20140218 – Sustainable Performance Improvement

It can be very tempting to look for easy, quick, and “cheap” (EQC) solutions to cutting costs and improving revenues. Too often the result is a temporary cost reduction, but a long term negative impact to the business.

Take the example of cutting staff. This is a solution that organizations large and small use every day to try to achieve improved performance. If we cut the most expensive members of our team and try to make do with a smaller staff we can save direct and indirect payroll costs and see an immediate improvement to the company’s bottom line. And it works, for a while.

But then processes start to break down and the expertise necessary to fix them is no longer available. Or people become stressed and leave because they’re being asked to do not just more, but too much more. And their replacements expect higher wages, and require training from a training budget that itself has just been cut along with staff. Your results are not sustainable; slowly they deteriorate and you’re back to where you were before the staff cuts, or even worse.

How about the example of automation? Oh, we can automate this system and that process (and cut staff) and get things done faster. This EQC solution looks great on its face, but did you evaluate the process itself first to make sure that its manual incarnation was effective and efficient; i.e., it’s already doing the right things right, but just not fast enough? If you didn’t evaluate it and it’s actually a bad or even unnecessary process that you automate, then all you get is a very fast bad process. You cause more performance problems than you solve.

When you’re focused too much on the numbers and not enough on the mission it’s a short hop to an unsustainable or EQC performance improvement solution.

You’ll get better and more sustainable performance improvement if you let your purpose and your people drive your effort. Is your purpose clear? Do your people get it? Do they buy in? Are they committed? Are they all on the same page? Do they know what you expect and do you know what they expect? Are they equipped with expertise and proficiency in the core competencies necessary to carry out the mission?

If you’re a publicly held corporation do your shareholders get it? Does your board get it? This is not a sprint, it’s a marathon and they’re in it for the long haul, not the quarterly results. If your board and shareholders only care about the next ninety days they don’t have your organization’s best interests at heart. Your challenge is to get them to see past the quarterly report and buy in to the long range goal. It’s a big challenge for you as a CEO; but change is hard and real change is real hard. It may be the toughest change you’ve ever tackled, but if you don’t achieve that shift in perception your board and shareholders will always fall for the EQC solution.

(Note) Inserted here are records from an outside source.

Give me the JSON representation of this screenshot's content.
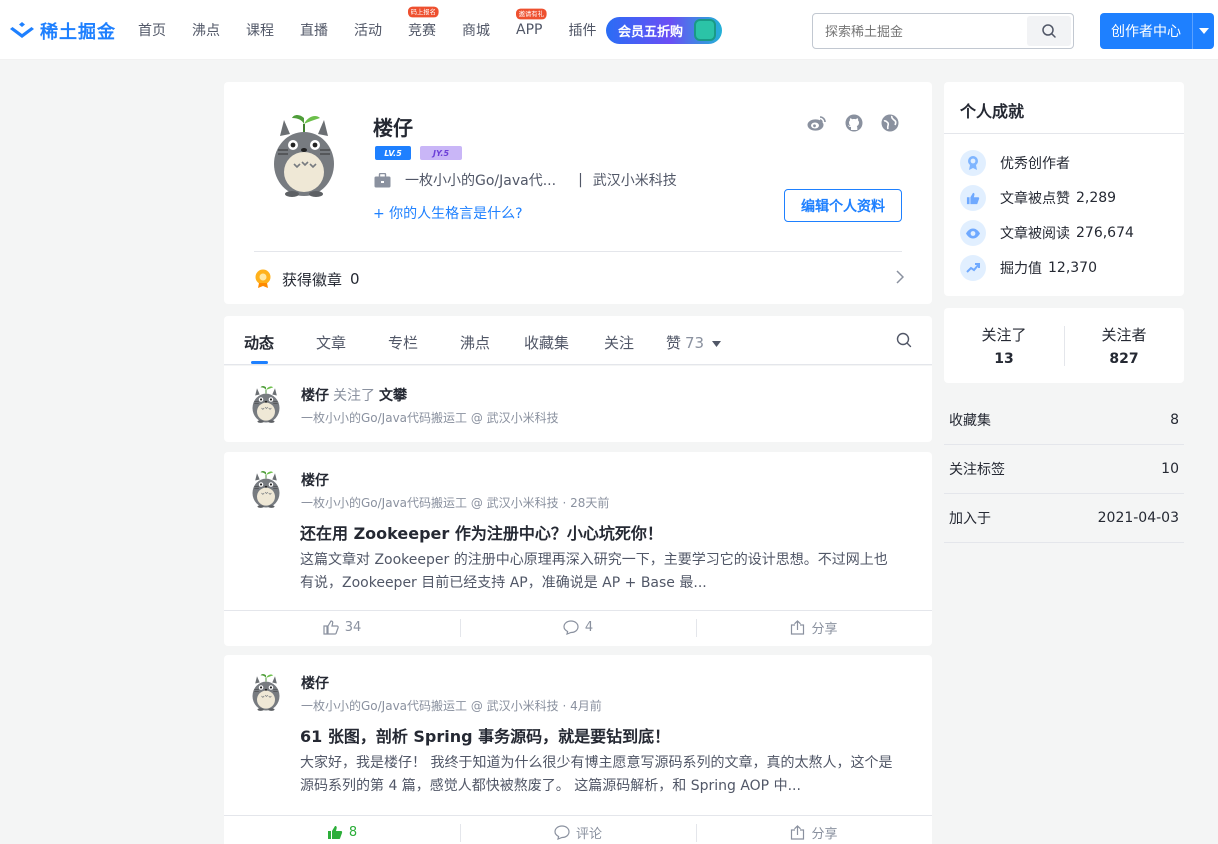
{
  "header": {
    "logo_text": "稀土掘金",
    "nav": [
      {
        "label": "首页",
        "badge": ""
      },
      {
        "label": "沸点",
        "badge": ""
      },
      {
        "label": "课程",
        "badge": ""
      },
      {
        "label": "直播",
        "badge": ""
      },
      {
        "label": "活动",
        "badge": ""
      },
      {
        "label": "竞赛",
        "badge": "码上报名"
      },
      {
        "label": "商城",
        "badge": ""
      },
      {
        "label": "APP",
        "badge": "邀请有礼"
      },
      {
        "label": "插件",
        "badge": ""
      }
    ],
    "vip_label": "会员五折购",
    "search_placeholder": "探索稀土掘金",
    "creator_label": "创作者中心"
  },
  "profile": {
    "name": "楼仔",
    "level_badge": "LV.5",
    "jy_badge": "JY.5",
    "job": "一枚小小的Go/Java代...",
    "separator": "|",
    "company": "武汉小米科技",
    "motto_prompt": "+ 你的人生格言是什么?",
    "edit_label": "编辑个人资料",
    "badges_label": "获得徽章",
    "badges_count": "0"
  },
  "tabs": {
    "items": [
      "动态",
      "文章",
      "专栏",
      "沸点",
      "收藏集",
      "关注",
      "赞"
    ],
    "like_count": "73"
  },
  "feed": [
    {
      "name": "楼仔",
      "action": "关注了",
      "target": "文攀",
      "meta": "一枚小小的Go/Java代码搬运工 @ 武汉小米科技"
    },
    {
      "name": "楼仔",
      "meta": "一枚小小的Go/Java代码搬运工 @ 武汉小米科技 · 28天前",
      "title": "还在用 Zookeeper 作为注册中心？小心坑死你！",
      "excerpt": "这篇文章对 Zookeeper 的注册中心原理再深入研究一下，主要学习它的设计思想。不过网上也有说，Zookeeper 目前已经支持 AP，准确说是 AP + Base 最...",
      "likes": "34",
      "comments": "4",
      "share": "分享"
    },
    {
      "name": "楼仔",
      "meta": "一枚小小的Go/Java代码搬运工 @ 武汉小米科技 · 4月前",
      "title": "61 张图，剖析 Spring 事务源码，就是要钻到底！",
      "excerpt": "大家好，我是楼仔！ 我终于知道为什么很少有博主愿意写源码系列的文章，真的太熬人，这个是源码系列的第 4 篇，感觉人都快被熬废了。 这篇源码解析，和 Spring AOP 中...",
      "likes": "8",
      "comments": "评论",
      "share": "分享"
    }
  ],
  "achievements": {
    "title": "个人成就",
    "rows": [
      {
        "label": "优秀创作者",
        "value": ""
      },
      {
        "label": "文章被点赞",
        "value": "2,289"
      },
      {
        "label": "文章被阅读",
        "value": "276,674"
      },
      {
        "label": "掘力值",
        "value": "12,370"
      }
    ]
  },
  "follow": {
    "following_label": "关注了",
    "following": "13",
    "followers_label": "关注者",
    "followers": "827"
  },
  "info": [
    {
      "label": "收藏集",
      "value": "8"
    },
    {
      "label": "关注标签",
      "value": "10"
    },
    {
      "label": "加入于",
      "value": "2021-04-03"
    }
  ],
  "colors": {
    "brand": "#1e80ff",
    "like_green": "#2cae3a",
    "text": "#252933",
    "muted": "#8a919f"
  }
}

If you haven’t dealt with purpose and people issues you can’t begin to effectively deal with process issues, and you will not get sustainable performance improvement. Organizational performance improvement starts with your people; and not with letting them go, but with freeing them to achieve their full potential. If you care about your company and its team members, customers, and vendors and particularly about sustainable performance improvement, then you’ll want to focus on fulfilling your purpose the best way possible and avoiding EQC solutions.

Remember, real performance improvement is not about quick tweaks to the bottom line. If you get sustainable performance improvement right, the bottom line will take care of itself.